Interview with Margaret Evans Porterby Cybil SolynFebruary 2004 Q: You've been a well-known author for a long time. How do you feel it has
shaped who you are?
Being a published author has provided many rewards, almost beyond counting. It's a privileged position, for storytelling is so important culturally, a time-honoured tradition. The demands of a writing career taught me early on the importance of managing time, resources, and attention so that my "off the page" life is equally rich and full. This is essential to my well-being. I must include plenty of time for my husband and dogs, my gardens, frequent travel, volunteering in my local community, keeping up with my reading and film going, and sitting idly beside the lake in the hopes that new stories and characters will pop into my head. Taking a break, "re-filling the well" is truly important for this writer…there's no denying that this is a 24-hour job. In fact, the inciting idea for my work in progress visited me in a dream!

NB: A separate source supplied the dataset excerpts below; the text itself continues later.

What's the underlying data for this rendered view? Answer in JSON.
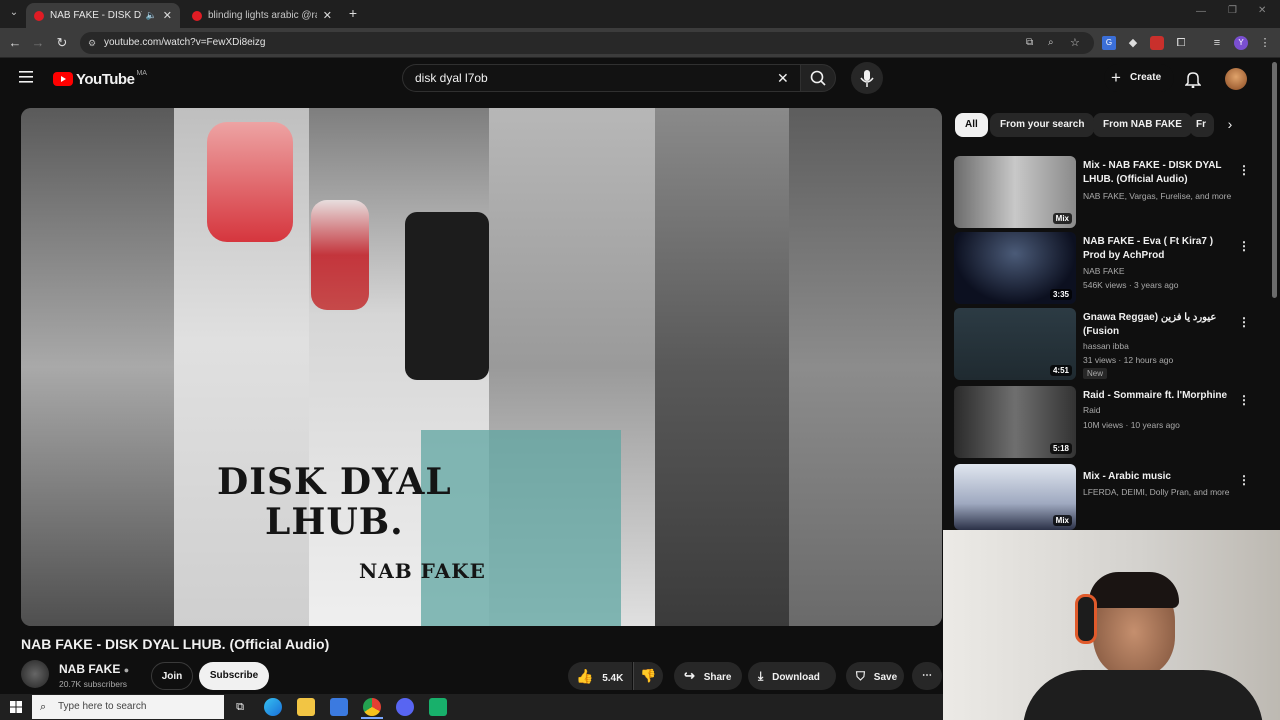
{
  "browser": {
    "tabs": [
      {
        "title": "NAB FAKE - DISK DYAL LHUB.",
        "active": true
      },
      {
        "title": "blinding lights arabic @rachide",
        "active": false
      }
    ],
    "url": "youtube.com/watch?v=FewXDi8eizg"
  },
  "header": {
    "logo_text": "YouTube",
    "country": "MA",
    "search_value": "disk dyal l7ob",
    "create_label": "Create"
  },
  "video": {
    "cover_title_line1": "DISK DYAL",
    "cover_title_line2": "LHUB.",
    "cover_artist": "NAB FAKE",
    "title": "NAB FAKE - DISK DYAL LHUB. (Official Audio)",
    "channel": "NAB FAKE",
    "subscribers": "20.7K subscribers",
    "join_label": "Join",
    "subscribe_label": "Subscribe",
    "likes": "5.4K",
    "share_label": "Share",
    "download_label": "Download",
    "save_label": "Save"
  },
  "chips": [
    "All",
    "From your search",
    "From NAB FAKE",
    "Fr"
  ],
  "recommendations": [
    {
      "title": "Mix - NAB FAKE - DISK DYAL LHUB. (Official Audio)",
      "line1": "NAB FAKE, Vargas, Furelise, and more",
      "line2": "",
      "badge": "Mix",
      "new": ""
    },
    {
      "title": "NAB FAKE - Eva ( Ft Kira7 ) Prod by AchProd",
      "line1": "NAB FAKE",
      "line2": "546K views · 3 years ago",
      "badge": "3:35",
      "new": ""
    },
    {
      "title": "Gnawa Reggae) عيورد يا فزين (Fusion",
      "line1": "hassan ibba",
      "line2": "31 views · 12 hours ago",
      "badge": "4:51",
      "new": "New"
    },
    {
      "title": "Raid - Sommaire ft. l'Morphine",
      "line1": "Raid",
      "line2": "10M views · 10 years ago",
      "badge": "5:18",
      "new": ""
    },
    {
      "title": "Mix - Arabic music",
      "line1": "LFERDA, DEIMI, Dolly Pran, and more",
      "line2": "",
      "badge": "Mix",
      "new": ""
    }
  ],
  "taskbar": {
    "search_placeholder": "Type here to search"
  },
  "colors": {
    "brand_red": "#ff0000",
    "background": "#0f0f0f",
    "chip_bg": "#272727"
  }
}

Q: Most writers tell me that writing is something they can't stop doing. Do
you feel this is true and why?
For me it's definitely true. My whole life long, I've been a writer, even when I worked as an actress and film producer. I have never "not written" since the moment I learnt to put letters together to form words, which made sentences, which allowed me to express what my imagination created.

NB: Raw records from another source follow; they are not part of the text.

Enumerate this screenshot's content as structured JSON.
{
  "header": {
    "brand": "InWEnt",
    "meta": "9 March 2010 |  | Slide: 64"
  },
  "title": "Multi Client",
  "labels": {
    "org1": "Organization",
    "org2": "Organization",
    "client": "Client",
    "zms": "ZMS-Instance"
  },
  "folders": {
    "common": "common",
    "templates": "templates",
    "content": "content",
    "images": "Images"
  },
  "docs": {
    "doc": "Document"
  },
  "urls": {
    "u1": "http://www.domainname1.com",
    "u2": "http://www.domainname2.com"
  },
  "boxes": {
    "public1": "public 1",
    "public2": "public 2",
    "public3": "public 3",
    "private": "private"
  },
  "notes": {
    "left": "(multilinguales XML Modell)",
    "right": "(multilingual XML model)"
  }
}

Q: I've heard that ROAD TO RUIN has quite an interesting history. Would you
mind sharing it?
ROAD TO RUIN is very special to me. It was my third published book, but my first "English" Regency, because my first two novels were set in Ireland. It was originally published in hardcover in 1990, by Walker & Company--I started out there, along with Jo Beverley and Loretta Chase and others. It was also the first book of a planned "trilogy" which inevitably expanded to include a fourth book. This is the book that garnered my first Romantic Times nominations, and my first RT award. Adding to all its other "firsts", in 1992 ROAD TO RUIN became my first paperback release, after Signet purchased the reprint rights--and in that format, my very first bestseller!
2003 saw two hardcover editions, by Thorndike in the US and Chivers Press in the UK. And much to my amazement and delight, over the summer my agent told me Signet wanted to re-introduce it to readers, in a special Valentine's Day edition.

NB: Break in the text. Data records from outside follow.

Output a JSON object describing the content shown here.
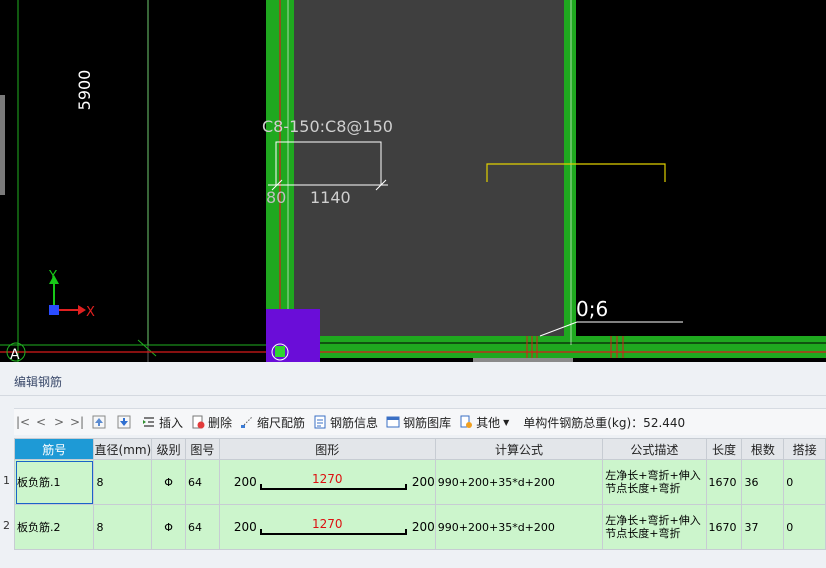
{
  "canvas": {
    "dim_vertical": "5900",
    "rebar_label": "C8-150:C8@150",
    "dim_left": "80",
    "dim_main": "1140",
    "mark_label": "0;6",
    "axis_y": "Y",
    "axis_x": "X",
    "grid_label": "A"
  },
  "panel": {
    "title": "编辑钢筋"
  },
  "toolbar": {
    "nav_first": "|<",
    "nav_prev": "<",
    "nav_next": ">",
    "nav_last": ">|",
    "insert": "插入",
    "delete": "删除",
    "scale": "缩尺配筋",
    "info": "钢筋信息",
    "library": "钢筋图库",
    "other": "其他",
    "weight": "单构件钢筋总重(kg)：52.440"
  },
  "table": {
    "headers": [
      "筋号",
      "直径(mm)",
      "级别",
      "图号",
      "图形",
      "计算公式",
      "公式描述",
      "长度",
      "根数",
      "搭接"
    ],
    "rows": [
      {
        "no": "1",
        "name": "板负筋.1",
        "diameter": "8",
        "grade": "Φ",
        "fig": "64",
        "left": "200",
        "mid": "1270",
        "right": "200",
        "formula": "990+200+35*d+200",
        "desc": "左净长+弯折+伸入节点长度+弯折",
        "length": "1670",
        "count": "36",
        "lap": "0"
      },
      {
        "no": "2",
        "name": "板负筋.2",
        "diameter": "8",
        "grade": "Φ",
        "fig": "64",
        "left": "200",
        "mid": "1270",
        "right": "200",
        "formula": "990+200+35*d+200",
        "desc": "左净长+弯折+伸入节点长度+弯折",
        "length": "1670",
        "count": "37",
        "lap": "0"
      }
    ]
  },
  "colors": {
    "beam_green": "#1fa81f",
    "slab_gray": "#3f3f3f",
    "column_purple": "#6a0dd8",
    "rebar_red": "#d81b1b",
    "row_green": "#ccf5cc",
    "header_blue": "#1e9ad6"
  }
}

Q: What was it like to know your story would be in a book with Barbara
Metzger?
To say I'm thrilled would be an understatement! She's an honoured friend and colleague, as fun to be around as she is to read!
Q: Do you ever think about leaving romance and writing in another genre?
Romance is one of several types of writing I do. I was initially published in nonfiction and journalism, and never gave them up--I still occasionally write a newspaper column, and travel articles. In recent years I've researched the life of a literary figure of the late Georgian/Regency era for a biography.
Some of my first fiction writing efforts were contemporary, so that's always been an area of exploration. My current contemporary projects are relationship-based, but I'm not sure they comfortably wear the label "romance." I'm very open to new avenues. Writing four historicals for Avon proved that I could write books longer than the Regency format permits.
Q: What 3 historic resources help you the most when prepping a novel?
I always study the newspapers and periodicals of the months in which the story is set, for a grounding in current events, to learn whether any historical event is relevant to my plot or likely to affect my characters, for info about fashions, trends, topics of conversation.
My books have very specific settings, places I know well or have at least visited, so I obtain maps and images of the area as it was in that era. The landscape and landmarks may have changed.
Biographies are enormously helpful, as I strive to depict my characters as people of their time and place. The personal histories of real people, whether famous or obscure, helps me recreate a normal or an extreme lifestyle and outlook.
Q: What is your favorite place to visit for research and why?
England, when writing about it, or Ireland. Because no matter how painstaking I am in creating my characters and their world, simply being there sparks new ways of envisioning and experiencing their romance, through its setting.
Q: Trapped on an island – you get 5 books – what are they?
VENETIA, Georgette Heyer, one of her most romantic.
JANE AUSTEN'S LETTERS, so I'd always have access to the "voice" of a witty author.
LOVE IN A COLD CLIMATE, Nancy Mitford, because however many times I read it I still laugh out loud.
TO KILL A MOCKINGBIRD, Harper Lee, an absolute gem of American literature.
And definitely a book about old, historic roses, profusely illustrated, to inspire me until I can get back to my own garden!
Q: Thank you for taking the time to talk with Rakehell!